There was a certain degree of cognitive dissonance there and he knew it. However, he was also gambling on something and, being the wonderfully forthright person that he was, he quickly explained it to us. “Mr. Jackson doesn’t like what he sees in Silicon Valley but he wants to put his own spin on what’s there, not remove the spin of others. It’s my hope that Project Backboard will prove it’s worth and Mr. Jackson will be able to bring fresh blood and fresh perspectives to the community without breaking down what has made it so wildly beneficial in the past.”
It was a fair answer and, like every other answer Dane had given us, had the advantage of being entirely sincere. There was no follow up that I felt was really needed. I could tell Natalie had a question she was debating, flipping back and forth between whether it was necessary or not. There was a moment of awkward silence as Dane waited for us and I waited for Natalie to make up her mind.
Then the lights in the apartment went out.
It was still midafternoon so we could see just fine. But the overhead lights did go out, changing the lighting of the room. I asked, “Your electrical bills are paid up?”

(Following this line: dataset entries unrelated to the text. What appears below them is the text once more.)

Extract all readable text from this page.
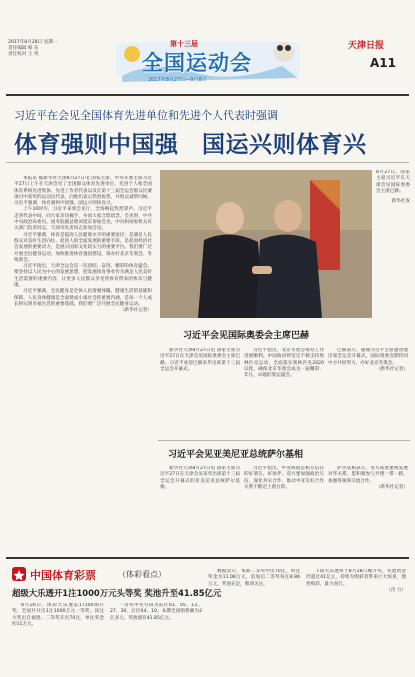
2017年8月28日 星期一
责任编辑 韩 东
责任校对 王 英
第十三届
全国运动会
2017年8月27日—9月8日
天津日报
A11
习近平在会见全国体育先进单位和先进个人代表时强调
体育强则中国强　国运兴则体育兴

本报讯 据新华社天津8月27日电 国家主席、中央军委主席习近平27日上午在天津会见了全国群众体育先进单位、先进个人和全国体育系统先进集体、先进工作者代表以及在第十三届全运会群众比赛项目中获奖的运动员代表，向他们表示热烈祝贺，并致以诚挚问候。习近平强调，体育强则中国强，国运兴则体育兴。

上午10时许，习近平来到会见厅，全场响起热烈掌声。习近平走到代表中间，同大家亲切握手，并同大家合影留念。会见时，中共中央政治局委员、国务院副总理刘延东参加会见。中央和国家机关有关部门负责同志，天津市负责同志参加会见。

习近平强调，体育是提高人民健康水平的重要途径，是满足人民群众对美好生活向往、促进人的全面发展的重要手段，是促进经济社会发展的重要动力，是展示国家文化软实力的重要平台。我们要广泛开展全民健身运动，加快推进体育强国建设，筹办好北京冬奥会、冬残奥会。

习近平指出，天津全运会是一次团结、奋进、精彩的体育盛会。要坚持以人民为中心的发展思想，把发展体育事业作为满足人民美好生活需要的重要内容，让更多人民群众享受到体育带来的快乐与健康。

习近平强调，全民健身是全体人民增强体魄、健康生活的基础和保障，人民身体健康是全面建成小康社会的重要内涵，是每一个人成长和实现幸福生活的重要基础。我们要广泛开展全民健身运动。

（新华社记者）

8月27日，国家主席习近平在天津会见国际奥委会主席巴赫。
新华社发
习近平会见国际奥委会主席巴赫

新华社天津8月27日电 国家主席习近平27日在天津会见国际奥委会主席巴赫。习近平欢迎巴赫来华出席第十三届全运会开幕式。

习近平指出，北京冬奥会筹办工作进展顺利。中国政府将坚定不移支持奥林匹克运动，全面落实奥林匹克2020议程，确保北京冬奥会成为一届精彩、非凡、卓越的奥运盛会。

巴赫表示，感谢习近平主席邀请他出席全运会开幕式。国际奥委会期待同中方共同努力，办好北京冬奥会。

（新华社记者）

习近平会见亚美尼亚总统萨尔基相

新华社天津8月27日电 国家主席习近平27日在天津会见来华出席第十三届全运会开幕式的亚美尼亚总统萨尔基相。

习近平指出，中亚两国是相互信任的好朋友、好伙伴。双方要加强政治互信，深化务实合作，推动中亚友好合作关系不断迈上新台阶。

萨尔基相表示，亚方高度重视发展对华关系，愿积极参与共建一带一路，加强各领域交流合作。

（新华社记者）

中国体育彩票	（体彩看点）
超级大乐透开1注1000万元头等奖 奖池升至41.85亿元

8月26日，体彩大乐透第17100期开奖，全国共开出1注1000万元一等奖，该注大奖出自福建。二等奖开出70注，单注奖金约11万元。

一等奖中奖号码为前区03、05、13、27、30，后区04、10。本期全国销售额为2亿多元，奖池滚存41.85亿元。

数据显示，本期二等奖中出70注，单注奖金为11.08万元，追加后二等奖每注8.86万元，奖池充足，敬请关注。

下期大乐透将于8月28日晚开奖，奖池资金仍超过41亿元，持续为购彩者带来巨大惊喜，理性购彩，量力而行。

（肖 力）
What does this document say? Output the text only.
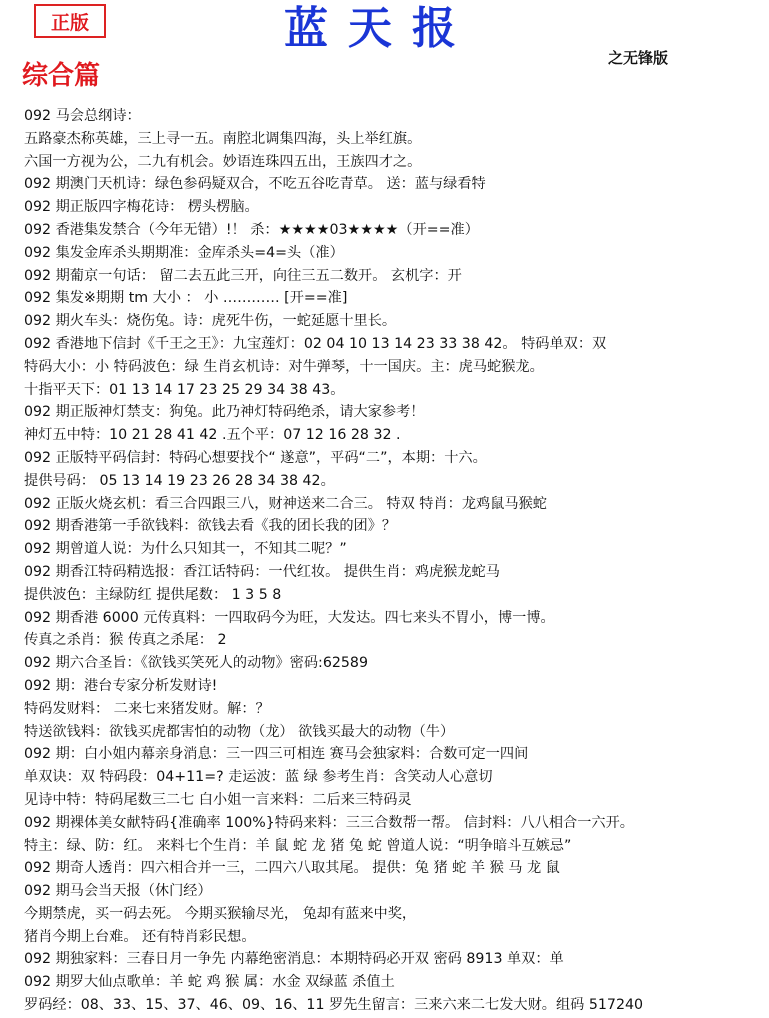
正版	蓝天报
之无锋版
综合篇
092 马会总纲诗：
五路豪杰称英雄，三上寻一五。南腔北调集四海，头上举红旗。
六国一方视为公，二九有机会。妙语连珠四五出，王族四才之。
092 期澳门天机诗：绿色参码疑双合，不吃五谷吃青草。 送：蓝与绿看特
092 期正版四字梅花诗： 楞头楞脑。
092 香港集发禁合（今年无错）!！ 杀：★★★★03★★★★（开==准）
092 集发金库杀头期期准：金库杀头=4=头（准）
092 期葡京一句话： 留二去五此三开，向往三五二数开。 玄机字：开
092 集发※期期 tm 大小 ： 小 ………… [开==准]
092 期火车头：烧伤兔。诗：虎死牛伤，一蛇延愿十里长。
092 香港地下信封《千王之王》：九宝莲灯：02 04 10 13 14 23 33 38 42。 特码单双：双
特码大小：小 特码波色：绿 生肖玄机诗：对牛弹琴，十一国庆。主：虎马蛇猴龙。
十指平天下：01 13 14 17 23 25 29 34 38 43。
092 期正版神灯禁支：狗兔。此乃神灯特码绝杀，请大家参考！
神灯五中特：10 21 28 41 42 .五个平：07 12 16 28 32 .
092 正版特平码信封：特码心想要找个“ 遂意”，平码“二”，本期：十六。
提供号码： 05 13 14 19 23 26 28 34 38 42。
092 正版火烧玄机：看三合四跟三八，财神送来二合三。 特双 特肖：龙鸡鼠马猴蛇
092 期香港第一手欲钱料：欲钱去看《我的团长我的团》？
092 期曾道人说：为什么只知其一，不知其二呢？”
092 期香江特码精选报：香江话特码：一代红妆。 提供生肖：鸡虎猴龙蛇马
提供波色：主绿防红 提供尾数： 1 3 5 8
092 期香港 6000 元传真料：一四取码今为旺，大发达。四七来头不胃小，博一博。
传真之杀肖：猴 传真之杀尾： 2
092 期六合圣旨：《欲钱买笑死人的动物》密码:62589
092 期：港台专家分析发财诗!
特码发财料： 二来七来猪发财。解：？
特送欲钱料：欲钱买虎都害怕的动物（龙） 欲钱买最大的动物（牛）
092 期：白小姐内幕亲身消息：三一四三可相连 赛马会独家料：合数可定一四间
单双诀：双 特码段：04+11=? 走运波：蓝 绿 参考生肖：含笑动人心意切
见诗中特：特码尾数三二七 白小姐一言来料：二后来三特码灵
092 期裸体美女献特码{准确率 100%}特码来料：三三合数帮一帮。 信封料：八八相合一六开。
特主：绿、防：红。 来料七个生肖：羊 鼠 蛇 龙 猪 兔 蛇 曾道人说：“明争暗斗互嫉忌”
092 期奇人透肖：四六相合并一三，二四六八取其尾。 提供：兔 猪 蛇 羊 猴 马 龙 鼠
092 期马会当天报（休门经）
今期禁虎，买一码去死。 今期买猴输尽光， 兔却有蓝来中奖，
猪肖今期上台难。 还有特肖彩民想。
092 期独家料：三春日月一争先 内幕绝密消息：本期特码必开双 密码 8913 单双：单
092 期罗大仙点歌单：羊 蛇 鸡 猴 属：水金 双绿蓝 杀值土
罗码经：08、33、15、37、46、09、16、11 罗先生留言：三来六来二七发大财。组码 517240
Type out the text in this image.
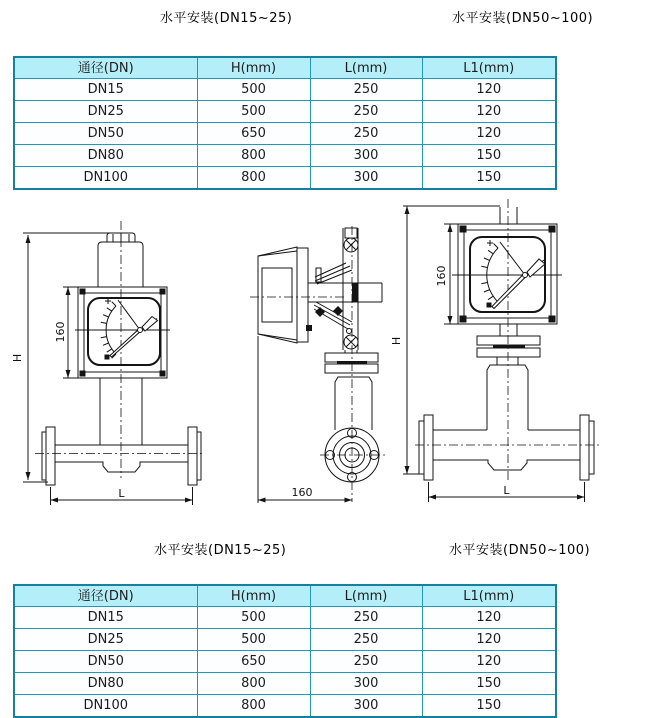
水平安装(DN15~25)	水平安装(DN50~100)
水平安装(DN15~25)	水平安装(DN50~100)
通径(DN)	H(mm)	L(mm)	L1(mm)
DN15	500	250	120
DN25	500	250	120
DN50	650	250	120
DN80	800	300	150
DN100	800	300	150
H
160
L	160
H
160
L
通径(DN)	H(mm)	L(mm)	L1(mm)
DN15	500	250	120
DN25	500	250	120
DN50	650	250	120
DN80	800	300	150
DN100	800	300	150
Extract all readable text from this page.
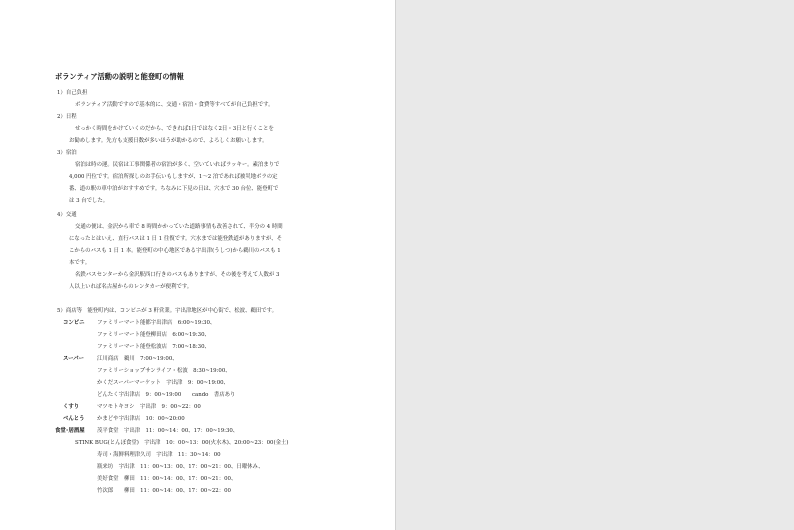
ボランティア活動の説明と能登町の情報
1）自己負担
ボランティア活動ですので基本的に、交通・宿泊・食費等すべてが自己負担です。
2）日程
せっかく時間をかけていくのだから、できれば1日ではなく2日・3日と行くことを
お勧めします。先方も支援日数が多いほうが助かるので、よろしくお願いします。
3）宿泊
宿泊は時の運。民宿は工事関係者の宿泊が多く、空いていればラッキー。素泊まりで
4,000 円位です。宿泊所探しのお手伝いもしますが、1～2 泊であれば被災地ボラの定
番、道の駅の車中泊がおすすめです。ちなみに下見の日は、穴水で 30 台位、能登町で
は 3 台でした。
4）交通
交通の便は、金沢から車で 8 時間かかっていた道路事情も改善されて、半分の 4 時間
になったとはいえ、直行バスは 1 日 1 往復です。穴水までは能登鉄道がありますが、そ
こからのバスも 1 日 1 本。能登町の中心地区である宇出津(うしつ)から鵜川のバスも 1
本です。
名鉄バスセンターから金沢駅西口行きのバスもありますが、その後を考えて人数が 3
人以上いれば名古屋からのレンタカーが便利です。
5）商店等　能登町内は、コンビニが 3 軒営業。宇出津地区が中心街で、松波、鵜田です。
コンビニ ファミリーマート能都宇出津店　6:00~19:30、
ファミリーマート能登柳田店　6:00~19:30、
ファミリーマート能登松波店　7:00~18:30、
スーパー 江川商店　鵜川　7:00~19:00、
ファミリーショップサンライフ・松波　8:30~19:00、
かくだスーパーマーケット　宇出津　9：00~19:00、
どんたく宇出津店　9：00~19:00　　cando　書店あり
くすり	マツモトキヨシ　宇出津　9：00~22：00
べんとう かまどや宇出津店　10：00~20:00
食堂･居酒屋 茂平食堂　宇出津　11：00~14：00、17：00~19:30、
STINK BUG(とんぼ食堂)　宇出津　10：00~13：00(火水木)、20:00~23：00(金土)
寿司・海鮮料理津久司　宇出津　11：30~14：00
瓶来坊　宇出津　11：00~13：00、17：00~21：00、日曜休み、
美好食堂　柳田　11：00~14：00、17：00~21：00、
竹次郎　　柳田　11：00~14：00、17：00~22：00
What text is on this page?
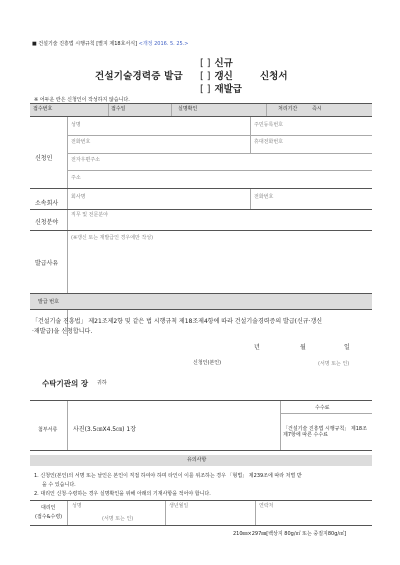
■ 건설기술 진흥법 시행규칙 [별지 제18호서식] <개정 2016. 5. 25.>
[ ] 신규
건설기술경력증 발급 [ ] 갱신	신청서
[ ] 재발급
※ 어두운 란은 신청인이 작성하지 않습니다.
접수번호	접수일	실명확인	처리기간	즉시
신청인
성명	주민등록번호
전화번호	휴대전화번호
전자우편주소
주소
소속회사
회사명	전화번호
신청분야
직무 및 전문분야
발급사유
(※갱신 또는 재발급인 경우에만 작성)
발급 번호
「건설기술 진흥법」 제21조제2항 및 같은 법 시행규칙 제18조제4항에 따라 건설기술경력증의 발급(신규·갱신
·재발급)을 신청합니다.
년	월	일
신청인(본인)	(서명 또는 인)
수탁기관의 장 귀하
첨부서류	사진(3.5㎝X4.5㎝) 1장
수수료
「건설기술 진흥법 시행규칙」 제18조제7항에 따른 수수료
유의사항
1. 신청인(본인)의 서명 또는 날인은 본인이 직접 하여야 하며 타인이 이를 위조하는 경우 「형법」 제239조에 따라 처벌 받
을 수 있습니다.
2. 대리인 신청·수령하는 경우 실명확인을 위해 아래의 기재사항을 적어야 합니다.
대리인
(접수&수령)
성명
(서명 또는 인)
생년월일	연락처
210㎜×297㎜[백상지 80g/㎡ 또는 중질지80g/㎡]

“I believe so,” Dane replied.
“Maybe a fuse blew out somewhere in the building,” Natalie suggested.
But I’d already noticed something deeply off. While it takes some practice, a psychometric can easily pick up on cellular signals and even do basic phone calls and texting. Browsing the Internet and other more advanced features are even possible if you have a SIM card – no expensive phone required – or you can just find a wifi connection and jack in there. The catch is you still have to get a signal from the local cell tower or a wifi router. And I couldn’t.
There was no wifi in the building, although there had been when we arrived. I couldn’t ping a cell tower. There was nothing.
Anxious, I got up and walked over to Dane’s balcony and stepped out onto it. It was the middle of the afternoon, so no street lights were on to begin with. But I could clearly see, down at the intersection below, that the traffic lights were dead and traffic was trickling through it like a four way stop. The power was out on the block. In fact as it would turn out the power was gone in half the state.